1

I'm building a calorie counting application using React. One of my components has in its state a list of food items:

this.state = {
   items: [
      {
        name: 'Chicken',
        selectedServing: {
           label: 'breast, grilled',
           quantity: 3
        }
      },
      {
        name: 'French Fries',
        selectedServing: {
           label: 'medium container',
           quantity: 1
        }
      }
   ]

When a user changes the serving size they consumed, I have to update the properties of the item in the items[] array. For example, if a user ate another chicken breast, I'd need to change the selectedServing object in items[0].

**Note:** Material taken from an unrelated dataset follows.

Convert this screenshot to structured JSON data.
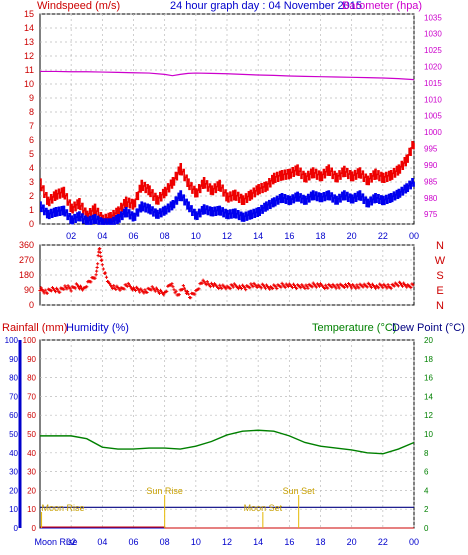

Since this array is part of the component's state, I'm using immutability-helper. I've found that I can properly clone and mutate the state in this way:

let newState = update(this.state, {
  items: {
    0: {
      selectedServing: {
        servingSize: {$set: newServingSize}
      }
    }
  }
});

The above code sets the servingSize for the first element in the items[] array, which is Chicken. However, I won't know the index of the object I need to update beforehand, so the 0 I hardcoded won't work. It seems that I can't store this index in a variable, because update() will think it's an object key.

How can I programmatically update an object at a specific index in a list?

2
  • you don't know the index that you want to update? Do you not have the it as a variable? Commented Apr 28, 2018 at 17:29
  • @riwu I do have it as a variable, but I'm unable to use it because the update method recognizes it as an object key. Commented Apr 28, 2018 at 17:37

1 Answer 1

2

An variable can be used as a key of an object.

let foo = 3
let newState = { items: { [foo]: { somthing: 'newValue' } } }
// above is equal to { items: { '3': { somthing: 'newValue' } } }

You can find the index number of 'Chicken' and save it into an variable, and use it to composit newState.